Si les relations qui lient intimement le Maroc et la France sont complexes de nos jours, la génèse de cette histoire passionnelle l’est davantage. Entre désirs de conquêtes et manoeuvres politiques, le Maroc a toujours constitué un objectif pour la France.
Voltaire évoque Mequinèz (Meknès et le Maroc) dans Candide, comme Montesquieu présente l’empire chinois : un royaume lointain dans le temps et l’espace. Seuls quelques Francs s’étaient aventurés au Maroc, et du côté du royaume chérifien, on était davantage attentif à la cour espagnole ou celle de l’Angleterre, beaucoup moins à Versailles. Mais 1830 change la donne, lorsque les armées de Bourmont ont débarqué le 5 juillet sur la baie de Sidi Ferruch, non loin d’Alger. Le Maroc deviendra depuis une préoccupation française, pour finir un dessein. Les Anglais avaient spécifié aux Français qu’ils ne pouvaient aller au-delà de Tlemcen. En retour, les Français ne cherchaient à l’époque que la neutralité du sultanat dans leur aventure algérienne.
Repousser l’inévitable
Les oulémas de Tlemcen venaient de prêter allégeance au sultan Moulay Abderrahman, quand de leur côté, les autorités françaises, par l’entremise du diplomate et jeune Comte Charles de Mornay, ont incité le sultan marocain à observer une neutralité et surseoir à cette allégeance. La cérémonie qui rend compte de cette mission a été immortalisée par Eugène Delacroix.

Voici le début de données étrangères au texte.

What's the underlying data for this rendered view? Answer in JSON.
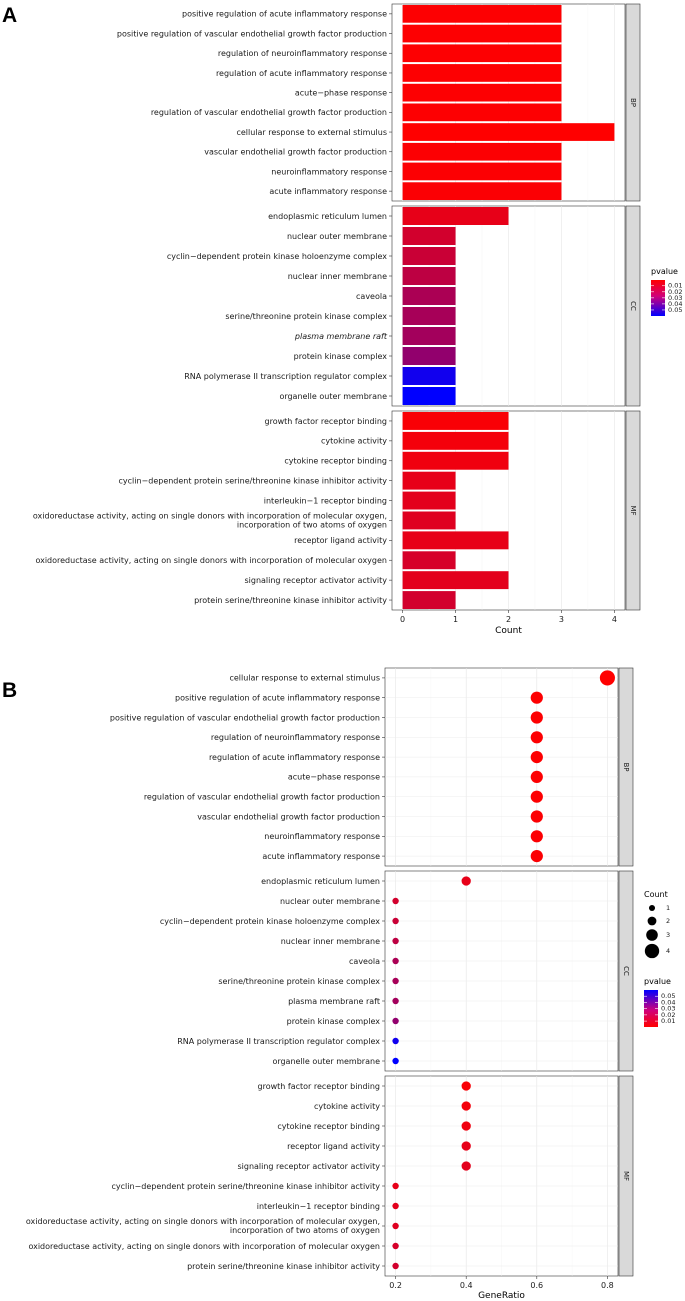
{
  "panel_a": {
    "label": "A",
    "chart_data": {
      "type": "bar",
      "orientation": "horizontal",
      "xlabel": "Count",
      "xlim": [
        -0.2,
        4.2
      ],
      "xticks": [
        "0",
        "1",
        "2",
        "3",
        "4"
      ],
      "facets": [
        {
          "strip": "BP",
          "bars": [
            {
              "label": "positive regulation of acute inflammatory response",
              "count": 3,
              "pvalue": 0.0009
            },
            {
              "label": "positive regulation of vascular endothelial growth factor production",
              "count": 3,
              "pvalue": 0.0009
            },
            {
              "label": "regulation of neuroinflammatory response",
              "count": 3,
              "pvalue": 0.001
            },
            {
              "label": "regulation of acute inflammatory response",
              "count": 3,
              "pvalue": 0.001
            },
            {
              "label": "acute−phase response",
              "count": 3,
              "pvalue": 0.001
            },
            {
              "label": "regulation of vascular endothelial growth factor production",
              "count": 3,
              "pvalue": 0.001
            },
            {
              "label": "cellular response to external stimulus",
              "count": 4,
              "pvalue": 0.0005
            },
            {
              "label": "vascular endothelial growth factor production",
              "count": 3,
              "pvalue": 0.0012
            },
            {
              "label": "neuroinflammatory response",
              "count": 3,
              "pvalue": 0.0013
            },
            {
              "label": "acute inflammatory response",
              "count": 3,
              "pvalue": 0.0015
            }
          ]
        },
        {
          "strip": "CC",
          "bars": [
            {
              "label": "endoplasmic reticulum lumen",
              "count": 2,
              "pvalue": 0.006
            },
            {
              "label": "nuclear outer membrane",
              "count": 1,
              "pvalue": 0.011
            },
            {
              "label": "cyclin−dependent protein kinase holoenzyme complex",
              "count": 1,
              "pvalue": 0.013
            },
            {
              "label": "nuclear inner membrane",
              "count": 1,
              "pvalue": 0.016
            },
            {
              "label": "caveola",
              "count": 1,
              "pvalue": 0.02
            },
            {
              "label": "serine/threonine protein kinase complex",
              "count": 1,
              "pvalue": 0.021
            },
            {
              "label": "plasma membrane raft",
              "count": 1,
              "pvalue": 0.022,
              "italic": true
            },
            {
              "label": "protein kinase complex",
              "count": 1,
              "pvalue": 0.026
            },
            {
              "label": "RNA polymerase II transcription regulator complex",
              "count": 1,
              "pvalue": 0.056
            },
            {
              "label": "organelle outer membrane",
              "count": 1,
              "pvalue": 0.06
            }
          ]
        },
        {
          "strip": "MF",
          "bars": [
            {
              "label": "growth factor receptor binding",
              "count": 2,
              "pvalue": 0.002
            },
            {
              "label": "cytokine activity",
              "count": 2,
              "pvalue": 0.003
            },
            {
              "label": "cytokine receptor binding",
              "count": 2,
              "pvalue": 0.004
            },
            {
              "label": "cyclin−dependent protein serine/threonine kinase inhibitor activity",
              "count": 1,
              "pvalue": 0.006
            },
            {
              "label": "interleukin−1 receptor binding",
              "count": 1,
              "pvalue": 0.007
            },
            {
              "label": "oxidoreductase activity, acting on single donors with incorporation of molecular oxygen,\nincorporation of two atoms of oxygen",
              "count": 1,
              "pvalue": 0.008
            },
            {
              "label": "receptor ligand activity",
              "count": 2,
              "pvalue": 0.006
            },
            {
              "label": "oxidoreductase activity, acting on single donors with incorporation of molecular oxygen",
              "count": 1,
              "pvalue": 0.01
            },
            {
              "label": "signaling receptor activator activity",
              "count": 2,
              "pvalue": 0.007
            },
            {
              "label": "protein serine/threonine kinase inhibitor activity",
              "count": 1,
              "pvalue": 0.011
            }
          ]
        }
      ],
      "legend": {
        "title": "pvalue",
        "ticks": [
          "0.01",
          "0.02",
          "0.03",
          "0.04",
          "0.05"
        ],
        "tick_values": [
          0.01,
          0.02,
          0.03,
          0.04,
          0.05
        ],
        "range": [
          0.0005,
          0.06
        ],
        "low_color": "#ff0000",
        "high_color": "#0000ff"
      }
    }
  },
  "panel_b": {
    "label": "B",
    "chart_data": {
      "type": "scatter",
      "xlabel": "GeneRatio",
      "xlim": [
        0.17,
        0.83
      ],
      "xticks": [
        "0.2",
        "0.4",
        "0.6",
        "0.8"
      ],
      "xtick_values": [
        0.2,
        0.4,
        0.6,
        0.8
      ],
      "facets": [
        {
          "strip": "BP",
          "points": [
            {
              "label": "cellular response to external stimulus",
              "generatio": 0.8,
              "count": 4,
              "pvalue": 0.0005
            },
            {
              "label": "positive regulation of acute inflammatory response",
              "generatio": 0.6,
              "count": 3,
              "pvalue": 0.0009
            },
            {
              "label": "positive regulation of vascular endothelial growth factor production",
              "generatio": 0.6,
              "count": 3,
              "pvalue": 0.0009
            },
            {
              "label": "regulation of neuroinflammatory response",
              "generatio": 0.6,
              "count": 3,
              "pvalue": 0.001
            },
            {
              "label": "regulation of acute inflammatory response",
              "generatio": 0.6,
              "count": 3,
              "pvalue": 0.001
            },
            {
              "label": "acute−phase response",
              "generatio": 0.6,
              "count": 3,
              "pvalue": 0.001
            },
            {
              "label": "regulation of vascular endothelial growth factor production",
              "generatio": 0.6,
              "count": 3,
              "pvalue": 0.001
            },
            {
              "label": "vascular endothelial growth factor production",
              "generatio": 0.6,
              "count": 3,
              "pvalue": 0.0012
            },
            {
              "label": "neuroinflammatory response",
              "generatio": 0.6,
              "count": 3,
              "pvalue": 0.0013
            },
            {
              "label": "acute inflammatory response",
              "generatio": 0.6,
              "count": 3,
              "pvalue": 0.0015
            }
          ]
        },
        {
          "strip": "CC",
          "points": [
            {
              "label": "endoplasmic reticulum lumen",
              "generatio": 0.4,
              "count": 2,
              "pvalue": 0.006
            },
            {
              "label": "nuclear outer membrane",
              "generatio": 0.2,
              "count": 1,
              "pvalue": 0.011
            },
            {
              "label": "cyclin−dependent protein kinase holoenzyme complex",
              "generatio": 0.2,
              "count": 1,
              "pvalue": 0.013
            },
            {
              "label": "nuclear inner membrane",
              "generatio": 0.2,
              "count": 1,
              "pvalue": 0.016
            },
            {
              "label": "caveola",
              "generatio": 0.2,
              "count": 1,
              "pvalue": 0.02
            },
            {
              "label": "serine/threonine protein kinase complex",
              "generatio": 0.2,
              "count": 1,
              "pvalue": 0.021
            },
            {
              "label": "plasma membrane raft",
              "generatio": 0.2,
              "count": 1,
              "pvalue": 0.022
            },
            {
              "label": "protein kinase complex",
              "generatio": 0.2,
              "count": 1,
              "pvalue": 0.026
            },
            {
              "label": "RNA polymerase II transcription regulator complex",
              "generatio": 0.2,
              "count": 1,
              "pvalue": 0.056
            },
            {
              "label": "organelle outer membrane",
              "generatio": 0.2,
              "count": 1,
              "pvalue": 0.06
            }
          ]
        },
        {
          "strip": "MF",
          "points": [
            {
              "label": "growth factor receptor binding",
              "generatio": 0.4,
              "count": 2,
              "pvalue": 0.002
            },
            {
              "label": "cytokine activity",
              "generatio": 0.4,
              "count": 2,
              "pvalue": 0.003
            },
            {
              "label": "cytokine receptor binding",
              "generatio": 0.4,
              "count": 2,
              "pvalue": 0.004
            },
            {
              "label": "receptor ligand activity",
              "generatio": 0.4,
              "count": 2,
              "pvalue": 0.006
            },
            {
              "label": "signaling receptor activator activity",
              "generatio": 0.4,
              "count": 2,
              "pvalue": 0.007
            },
            {
              "label": "cyclin−dependent protein serine/threonine kinase inhibitor activity",
              "generatio": 0.2,
              "count": 1,
              "pvalue": 0.006
            },
            {
              "label": "interleukin−1 receptor binding",
              "generatio": 0.2,
              "count": 1,
              "pvalue": 0.007
            },
            {
              "label": "oxidoreductase activity, acting on single donors with incorporation of molecular oxygen,\nincorporation of two atoms of oxygen",
              "generatio": 0.2,
              "count": 1,
              "pvalue": 0.008
            },
            {
              "label": "oxidoreductase activity, acting on single donors with incorporation of molecular oxygen",
              "generatio": 0.2,
              "count": 1,
              "pvalue": 0.01
            },
            {
              "label": "protein serine/threonine kinase inhibitor activity",
              "generatio": 0.2,
              "count": 1,
              "pvalue": 0.011
            }
          ]
        }
      ],
      "size_legend": {
        "title": "Count",
        "values": [
          1,
          2,
          3,
          4
        ],
        "labels": [
          "1",
          "2",
          "3",
          "4"
        ]
      },
      "color_legend": {
        "title": "pvalue",
        "ticks": [
          "0.05",
          "0.04",
          "0.03",
          "0.02",
          "0.01"
        ],
        "tick_values": [
          0.05,
          0.04,
          0.03,
          0.02,
          0.01
        ],
        "range": [
          0.0005,
          0.06
        ],
        "low_color": "#ff0000",
        "high_color": "#0000ff"
      }
    }
  }
}
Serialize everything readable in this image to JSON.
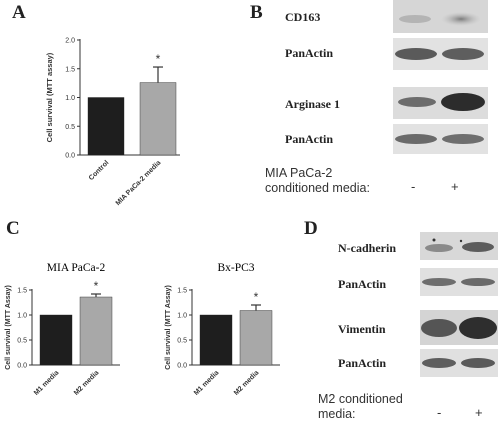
{
  "panels": {
    "a": "A",
    "b": "B",
    "c": "C",
    "d": "D"
  },
  "chart_data": [
    {
      "id": "A",
      "type": "bar",
      "title": "",
      "categories": [
        "Control",
        "MIA PaCa-2 media"
      ],
      "values": [
        1.0,
        1.26
      ],
      "errors": [
        0,
        0.27
      ],
      "significance": [
        "",
        "*"
      ],
      "ylabel": "Cell survival (MTT assay)",
      "xlabel": "",
      "ylim": [
        0.0,
        2.0
      ],
      "yticks": [
        "0.0",
        "0.5",
        "1.0",
        "1.5",
        "2.0"
      ],
      "colors": [
        "#1e1e1e",
        "#a8a8a8"
      ]
    },
    {
      "id": "C1",
      "type": "bar",
      "title": "MIA PaCa-2",
      "categories": [
        "M1 media",
        "M2 media"
      ],
      "values": [
        1.0,
        1.36
      ],
      "errors": [
        0,
        0.06
      ],
      "significance": [
        "",
        "*"
      ],
      "ylabel": "Cell survival (MTT Assay)",
      "xlabel": "",
      "ylim": [
        0.0,
        1.5
      ],
      "yticks": [
        "0.0",
        "0.5",
        "1.0",
        "1.5"
      ],
      "colors": [
        "#1e1e1e",
        "#a8a8a8"
      ]
    },
    {
      "id": "C2",
      "type": "bar",
      "title": "Bx-PC3",
      "categories": [
        "M1 media",
        "M2 media"
      ],
      "values": [
        1.0,
        1.09
      ],
      "errors": [
        0,
        0.11
      ],
      "significance": [
        "",
        "*"
      ],
      "ylabel": "Cell survival (MTT Assay)",
      "xlabel": "",
      "ylim": [
        0.0,
        1.5
      ],
      "yticks": [
        "0.0",
        "0.5",
        "1.0",
        "1.5"
      ],
      "colors": [
        "#1e1e1e",
        "#a8a8a8"
      ]
    }
  ],
  "blots_b": {
    "labels": [
      "CD163",
      "PanActin",
      "Arginase 1",
      "PanActin"
    ],
    "condition_label_1": "MIA PaCa-2",
    "condition_label_2": "conditioned media:",
    "minus": "-",
    "plus": "+"
  },
  "blots_d": {
    "labels": [
      "N-cadherin",
      "PanActin",
      "Vimentin",
      "PanActin"
    ],
    "condition_label_1": "M2 conditioned",
    "condition_label_2": "media:",
    "minus": "-",
    "plus": "+"
  }
}
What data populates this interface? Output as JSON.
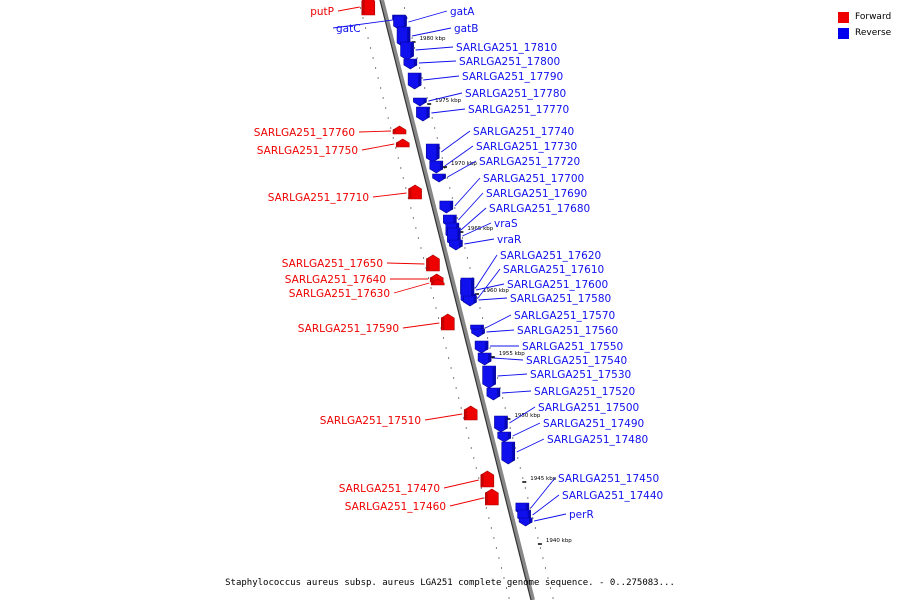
{
  "legend": {
    "forward": {
      "label": "Forward",
      "color": "#ee0000"
    },
    "reverse": {
      "label": "Reverse",
      "color": "#0000ee"
    }
  },
  "colors": {
    "forward": "#ee0000",
    "forward_dark": "#a80000",
    "reverse": "#1010ee",
    "reverse_dark": "#000090",
    "backbone": "#888888",
    "backbone_dark": "#333333"
  },
  "caption": "Staphylococcus aureus subsp. aureus LGA251 complete genome sequence. - 0..275083...",
  "scale": [
    {
      "label": "1980 kbp"
    },
    {
      "label": "1975 kbp"
    },
    {
      "label": "1970 kbp"
    },
    {
      "label": "1965 kbp"
    },
    {
      "label": "1960 kbp"
    },
    {
      "label": "1955 kbp"
    },
    {
      "label": "1950 kbp"
    },
    {
      "label": "1945 kbp"
    },
    {
      "label": "1940 kbp"
    }
  ],
  "genes": [
    {
      "name": "putP",
      "strand": "forward"
    },
    {
      "name": "gatC",
      "strand": "reverse"
    },
    {
      "name": "gatA",
      "strand": "reverse"
    },
    {
      "name": "gatB",
      "strand": "reverse"
    },
    {
      "name": "SARLGA251_17810",
      "strand": "reverse"
    },
    {
      "name": "SARLGA251_17800",
      "strand": "reverse"
    },
    {
      "name": "SARLGA251_17790",
      "strand": "reverse"
    },
    {
      "name": "SARLGA251_17780",
      "strand": "reverse"
    },
    {
      "name": "SARLGA251_17770",
      "strand": "reverse"
    },
    {
      "name": "SARLGA251_17760",
      "strand": "forward"
    },
    {
      "name": "SARLGA251_17750",
      "strand": "forward"
    },
    {
      "name": "SARLGA251_17740",
      "strand": "reverse"
    },
    {
      "name": "SARLGA251_17730",
      "strand": "reverse"
    },
    {
      "name": "SARLGA251_17720",
      "strand": "reverse"
    },
    {
      "name": "SARLGA251_17710",
      "strand": "forward"
    },
    {
      "name": "SARLGA251_17700",
      "strand": "reverse"
    },
    {
      "name": "SARLGA251_17690",
      "strand": "reverse"
    },
    {
      "name": "SARLGA251_17680",
      "strand": "reverse"
    },
    {
      "name": "vraS",
      "strand": "reverse"
    },
    {
      "name": "vraR",
      "strand": "reverse"
    },
    {
      "name": "SARLGA251_17650",
      "strand": "forward"
    },
    {
      "name": "SARLGA251_17640",
      "strand": "forward"
    },
    {
      "name": "SARLGA251_17630",
      "strand": "forward"
    },
    {
      "name": "SARLGA251_17620",
      "strand": "reverse"
    },
    {
      "name": "SARLGA251_17610",
      "strand": "reverse"
    },
    {
      "name": "SARLGA251_17600",
      "strand": "reverse"
    },
    {
      "name": "SARLGA251_17580",
      "strand": "reverse"
    },
    {
      "name": "SARLGA251_17590",
      "strand": "forward"
    },
    {
      "name": "SARLGA251_17570",
      "strand": "reverse"
    },
    {
      "name": "SARLGA251_17560",
      "strand": "reverse"
    },
    {
      "name": "SARLGA251_17550",
      "strand": "reverse"
    },
    {
      "name": "SARLGA251_17540",
      "strand": "reverse"
    },
    {
      "name": "SARLGA251_17530",
      "strand": "reverse"
    },
    {
      "name": "SARLGA251_17520",
      "strand": "reverse"
    },
    {
      "name": "SARLGA251_17510",
      "strand": "forward"
    },
    {
      "name": "SARLGA251_17500",
      "strand": "reverse"
    },
    {
      "name": "SARLGA251_17490",
      "strand": "reverse"
    },
    {
      "name": "SARLGA251_17480",
      "strand": "reverse"
    },
    {
      "name": "SARLGA251_17470",
      "strand": "forward"
    },
    {
      "name": "SARLGA251_17460",
      "strand": "forward"
    },
    {
      "name": "SARLGA251_17450",
      "strand": "reverse"
    },
    {
      "name": "SARLGA251_17440",
      "strand": "reverse"
    },
    {
      "name": "perR",
      "strand": "reverse"
    }
  ]
}
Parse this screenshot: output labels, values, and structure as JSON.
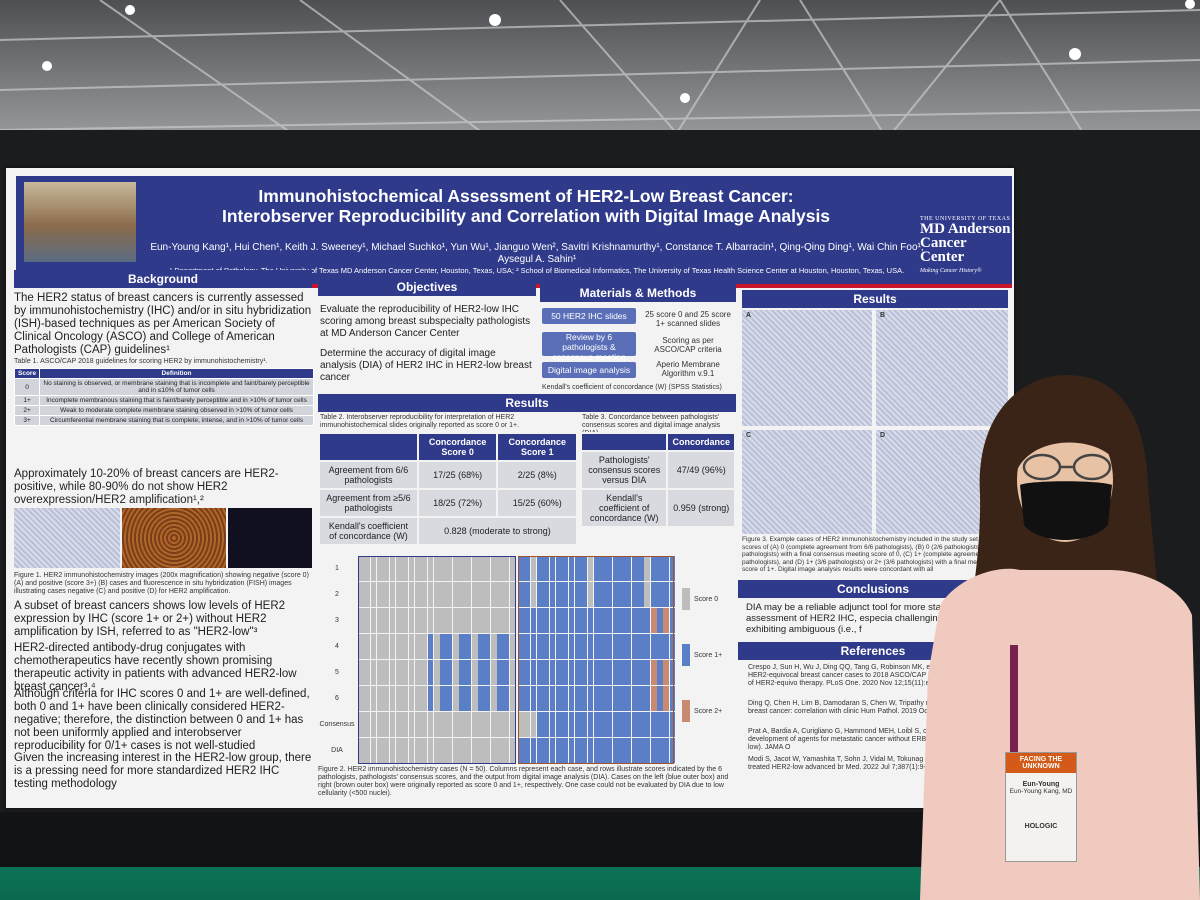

La toile représente le sultan Moulay Abderrahman à cheval, à l’ombre du parasol impérial, entouré de sa garde et de ses dignitaires, avec Bab el Mansour, à Meknès comme toile de fond. Le tableau se trouve toujours à Toulouse, au musée des Augustins. L’insurrection de l’émir Abdelkader, l’appui apporté par les Marocains et en filigrane par le sultan qui en a fait son khalifa, ne réjouissaient pas le nouveau gouverneur d’Algérie, le maréchal Bugeaud. En août 1844, les Français ont bombardé Essaouira et Tanger. La confrontation était inévitable dans les faubourgs d’Oujda, non loin de l’oued Issly. Un véritable désastre pour les troupes marocaines qui devaient ramener les autorités makhzéniennes à une approche pragmatique. Les autorités françaises devaient en faire de même, et traiter désormais avec le sultan Moulay Abderrahman.